Quote from: cindybc on October 08, 2008, 02:57:57 PM
Hey, imaginary friends aren't supposed to do that. They are a place and a land where you go to get away from reality and mean people for a while. It is a place where you can go where you are free to live your wildest dreams and ain't no one toss you off your pink cloud, you own it, so if they are mean to you just give them this eviction papers, there's lots of imaginary friends and pets out there looking for a home in your imagination.
The therapist? Now what does he got to do with your imagination? He don't have to know unless you feel there is a reason to mention it to him.
I've never talked about my fantasy life to anyone on this forum except Nero. In fact, the only people on the planet who know about my fantasies are Nero, my therapist, my closest real-life friend, and my partner. I have characteristically been a little reserved on these boards, but I think I'm ready to open up a little.
The way I understand it, imaginary friends, in a way, insert themselves into our real world. I had that from an early age until sometime in adolescence. But when I was quite small, I also started crawling into my head, creating internal stories and peopling them with characters that I had invented. I always entered these worlds as one of the characters, not as my real-world self. I didn't know it at the time, but the characters that I played were in many ways more accurate representations of me than was my "real" self.
As a budding gay boy, I suppose it was only natural to have daddy-son fantasies. I have always been confused about my gender and sexuality, and I have always felt stuck at the age of thirteen. That's right before I started to really develop, physically, into a female instead of the boy that I thought I was.

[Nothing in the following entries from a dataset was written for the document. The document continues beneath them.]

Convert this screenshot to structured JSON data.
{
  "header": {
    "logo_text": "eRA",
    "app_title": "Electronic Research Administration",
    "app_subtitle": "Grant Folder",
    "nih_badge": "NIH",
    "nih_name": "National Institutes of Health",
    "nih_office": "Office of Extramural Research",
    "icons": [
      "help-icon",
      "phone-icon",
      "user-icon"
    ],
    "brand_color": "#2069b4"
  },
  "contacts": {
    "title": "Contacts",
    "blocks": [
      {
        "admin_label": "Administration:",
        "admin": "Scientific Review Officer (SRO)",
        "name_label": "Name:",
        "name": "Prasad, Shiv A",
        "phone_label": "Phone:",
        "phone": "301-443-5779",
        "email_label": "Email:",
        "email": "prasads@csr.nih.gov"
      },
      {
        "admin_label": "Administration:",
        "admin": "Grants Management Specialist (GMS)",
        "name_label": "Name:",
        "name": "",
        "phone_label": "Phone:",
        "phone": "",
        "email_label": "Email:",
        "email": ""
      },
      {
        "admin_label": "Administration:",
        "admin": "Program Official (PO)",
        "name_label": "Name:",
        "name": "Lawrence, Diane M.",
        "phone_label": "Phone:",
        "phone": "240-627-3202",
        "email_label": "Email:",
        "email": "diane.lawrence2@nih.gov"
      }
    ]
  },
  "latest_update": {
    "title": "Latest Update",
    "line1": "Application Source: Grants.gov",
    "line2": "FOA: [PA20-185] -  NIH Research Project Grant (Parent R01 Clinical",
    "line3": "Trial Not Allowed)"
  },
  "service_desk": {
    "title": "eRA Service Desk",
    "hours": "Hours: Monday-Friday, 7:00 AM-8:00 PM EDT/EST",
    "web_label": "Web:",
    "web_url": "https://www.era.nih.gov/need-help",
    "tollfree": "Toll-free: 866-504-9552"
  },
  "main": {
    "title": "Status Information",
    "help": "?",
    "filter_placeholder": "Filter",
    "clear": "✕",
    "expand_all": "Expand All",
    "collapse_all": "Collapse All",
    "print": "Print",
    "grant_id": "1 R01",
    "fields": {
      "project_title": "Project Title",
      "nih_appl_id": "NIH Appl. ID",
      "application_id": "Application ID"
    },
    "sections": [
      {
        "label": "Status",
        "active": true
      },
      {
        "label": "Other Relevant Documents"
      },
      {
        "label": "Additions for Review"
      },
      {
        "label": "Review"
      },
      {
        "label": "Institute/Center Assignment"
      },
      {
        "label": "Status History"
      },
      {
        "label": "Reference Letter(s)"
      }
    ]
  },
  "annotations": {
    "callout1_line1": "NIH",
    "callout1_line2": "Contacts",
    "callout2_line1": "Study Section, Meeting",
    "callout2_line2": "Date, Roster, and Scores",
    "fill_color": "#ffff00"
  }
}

I guess my dads provided a refuge, a place where I could be the boy, have the adolescence that I had been denied, be healed of my psychological wounds, and be mentored by a loving gay father. My dads helped me to cope with being trapped on the cusp of a male adolescence that never came.
These fantasies became an actual physical need. If I didn't go into my head periodically, my mind would become sluggish and I would start having trouble functioning in the real world. Unfortunately, for the last fifteen years or so, I have relied more and more on these fantasy dads for emotional support. The fantasies kept me alive and somewhat sane, but they became a substitute for relationships with real people. They even contributed to my decision not to transition in the nineties. I had perfect worlds, perfect relationships, and the right gender and sexuality in my mind. So I kept right on living there.

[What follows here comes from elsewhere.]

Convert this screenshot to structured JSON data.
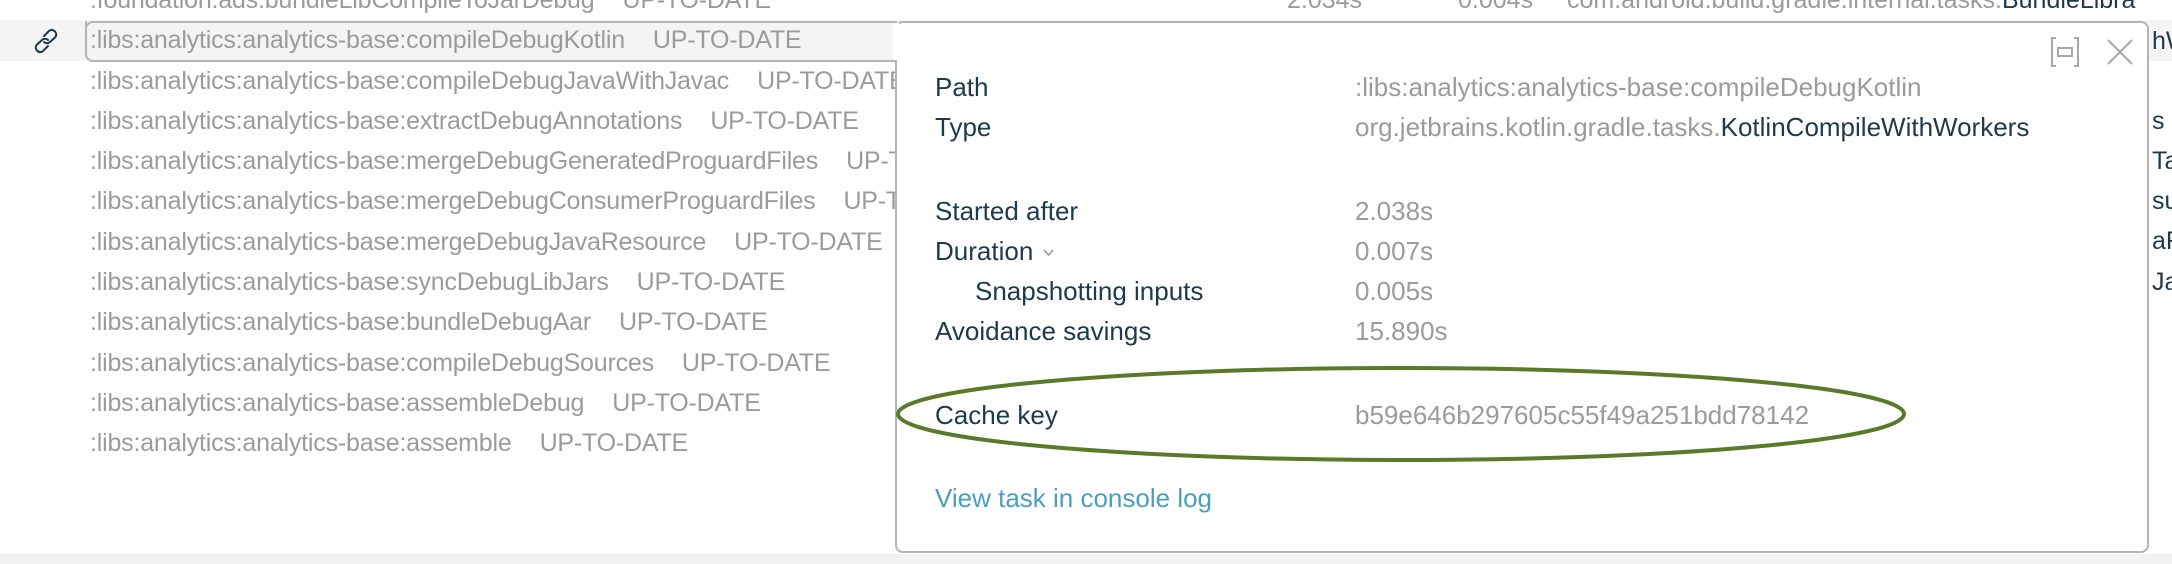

When I fully came out this summer and decided to pursue therapy, that was the first step toward transition, the first step toward my hypothetical fourteenth birthday. I hadn't "seen" my fantasy dads in a while and asked them where they'd been (I think of my fantasy dads as autonomous individuals, so it seemed sensible to confront them). They--that is, the part of me that governs them--clearly recognized that therapy was a way for me to move forward and become a man. They apparently believed that the I'm-a-thirteen-year-old-boy scenario would hold me back. They understood that I was in more capable hands now (I've said it before, and I'll say it again: my therapist is AWESOME). So they gave me an ultimatum. They told me that I could have my fantasies back (and, presumably, stay thirteen and emotionally damaged and physically female forever), or I could continue seeing my therapist (and start moving forward with my life). As I said earlier, I chose to move forward.
Because this was a momentous decision--no matter how silly it might sound--of course I told my therapist everything. And he's helping me come to terms with it all.
I don't know whether my dads are gone for good. I do know that they were giving me a chance to live my life and fully become myself. And I also know that, at least for now, I have cut myself off from the ability to create new fantasies, even if they're not built on the same kinds of stories and characters that I've always relied on.
I have mostly lived a lonely life, no matter how many people have been around me. But I've never been so lonely in my life as when my three gay fathers cut me off. I'm still grieving for them as if they were real people. To me, they are.
I spoke to my main dad, the patriarch and my favorite, one last time before he went away. He told me that he would always love me--and that now I needed to go out and find my peace. My life is still filled with more emotional turmoil than I ever thought possible, but I'm trying to find my way. I know that my dads are with me in spirit, even if I can't see them or talk to them. I know that they're a part of me and that I can find their best qualities in myself. I know that someday I'll incorporate them into the gay man that I am becoming.
Still, occasionally, I find my eyes searching for my favorite dad here in the real world. But I know that he's not here where I can see him. He's inside me. I constantly have to remind myself of something that Antoine de Saint-Exupéry once wrote: "What's essential is invisible to the eye."